Previously, we already know that shrinking weights can reduce cost, and you also said in your first post that you want to see this mathematically, and here you go.
Again let’s just look at the regularization term, when w_j is positive,
- from the bottom right, is the regularization’s gradient positive or negative?
- in the bottom left, would it drive to increase w_j or decrease? You need the answer from Q1.
Raymond
1)-ve, i think, not too sure why
2)decrease if 1 is -ve
oh so is it becuz, the derivative of reg term is -ve and if it gets larger it reduces the derivative of the cost function?
Let me re-ask my question.
- What is the gradient of the regularization term?
- If w_j is positive, is that term positive or negative? We need to be very careful about the signs.
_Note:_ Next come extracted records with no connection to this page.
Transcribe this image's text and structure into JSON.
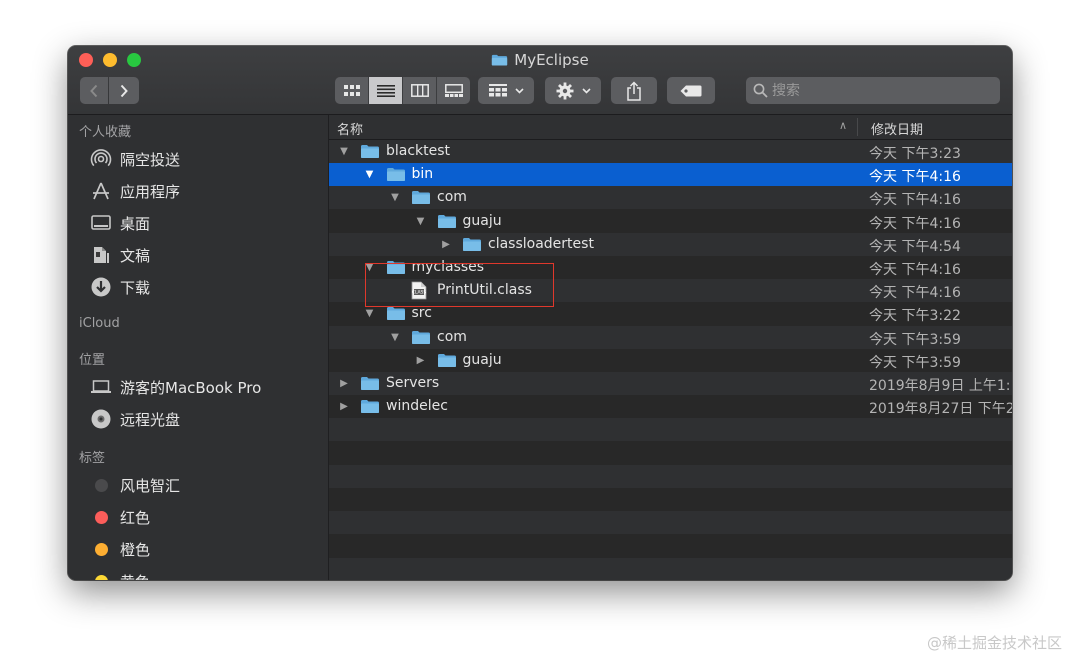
{
  "window": {
    "title": "MyEclipse"
  },
  "toolbar": {
    "search_placeholder": "搜索",
    "view_modes": [
      "icon-view",
      "list-view",
      "column-view",
      "gallery-view"
    ],
    "active_view": "list-view"
  },
  "sidebar": {
    "favorites_header": "个人收藏",
    "favorites": [
      {
        "label": "隔空投送",
        "icon": "airdrop-icon"
      },
      {
        "label": "应用程序",
        "icon": "applications-icon"
      },
      {
        "label": "桌面",
        "icon": "desktop-icon"
      },
      {
        "label": "文稿",
        "icon": "documents-icon"
      },
      {
        "label": "下载",
        "icon": "downloads-icon"
      }
    ],
    "icloud_header": "iCloud",
    "locations_header": "位置",
    "locations": [
      {
        "label": "游客的MacBook Pro",
        "icon": "laptop-icon"
      },
      {
        "label": "远程光盘",
        "icon": "disc-icon"
      }
    ],
    "tags_header": "标签",
    "tags": [
      {
        "label": "风电智汇",
        "color": "#4a4a4c"
      },
      {
        "label": "红色",
        "color": "#fc5d5a"
      },
      {
        "label": "橙色",
        "color": "#fdae32"
      },
      {
        "label": "黄色",
        "color": "#fdd835"
      }
    ]
  },
  "columns": {
    "name": "名称",
    "date": "修改日期"
  },
  "files": [
    {
      "name": "blacktest",
      "date": "今天 下午3:23",
      "level": 0,
      "type": "folder",
      "expanded": true
    },
    {
      "name": "bin",
      "date": "今天 下午4:16",
      "level": 1,
      "type": "folder",
      "expanded": true,
      "selected": true
    },
    {
      "name": "com",
      "date": "今天 下午4:16",
      "level": 2,
      "type": "folder",
      "expanded": true
    },
    {
      "name": "guaju",
      "date": "今天 下午4:16",
      "level": 3,
      "type": "folder",
      "expanded": true
    },
    {
      "name": "classloadertest",
      "date": "今天 下午4:54",
      "level": 4,
      "type": "folder",
      "expanded": false
    },
    {
      "name": "myclasses",
      "date": "今天 下午4:16",
      "level": 1,
      "type": "folder",
      "expanded": true
    },
    {
      "name": "PrintUtil.class",
      "date": "今天 下午4:16",
      "level": 2,
      "type": "file"
    },
    {
      "name": "src",
      "date": "今天 下午3:22",
      "level": 1,
      "type": "folder",
      "expanded": true
    },
    {
      "name": "com",
      "date": "今天 下午3:59",
      "level": 2,
      "type": "folder",
      "expanded": true
    },
    {
      "name": "guaju",
      "date": "今天 下午3:59",
      "level": 3,
      "type": "folder",
      "expanded": false
    },
    {
      "name": "Servers",
      "date": "2019年8月9日 上午1:",
      "level": 0,
      "type": "folder",
      "expanded": false
    },
    {
      "name": "windelec",
      "date": "2019年8月27日 下午2",
      "level": 0,
      "type": "folder",
      "expanded": false
    }
  ],
  "watermark": "@稀土掘金技术社区",
  "colors": {
    "selection": "#0a5fd0",
    "folder": "#5fa9dc",
    "highlight_box": "#e0382c"
  }
}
- in the bottom left, would it drive to increase w_j or decrease? We need to be very careful about the signs.
The answer to 1 is \frac{\lambda}{m}w_j, can you read this from the slide? We need to be careful when reading the slide. If you are not familiar with differentiation, I suggest you to refer to other course materials about gradient descent without regularization, and compare out the additional term due to regularization. It will take some time, but going through that exercise might be helpful.
Take your time.
Here are my answers:
- \frac{\lambda}{m}{w_j}
- positive, because each symbol in the term is positive.
- decrease, because each symbol in -\alpha\frac{\partial{J}}{\partial{w_j}} is positive, except for the minus sign.
What would be the answers if, instead, w_j is negative?
- \frac{\lambda}{m}{w_j}
- negative. Try to verify it.
- increase. Try to verify it.
The conclusion is:
if w_j is positive, the regularization term tends to decrease w_j;
if w_j is negative, the regularization term tends to increase w_j.
Both tend to push w_j towards zero. Therefore, it shrinks the weights.
You asked how “Lambda” works in the title of this thread. The answer is, the larger the \lambda, the stronger the “pushing” force.
Cheers,
Raymond
THANKS A BUNCH, will revisit it soon !!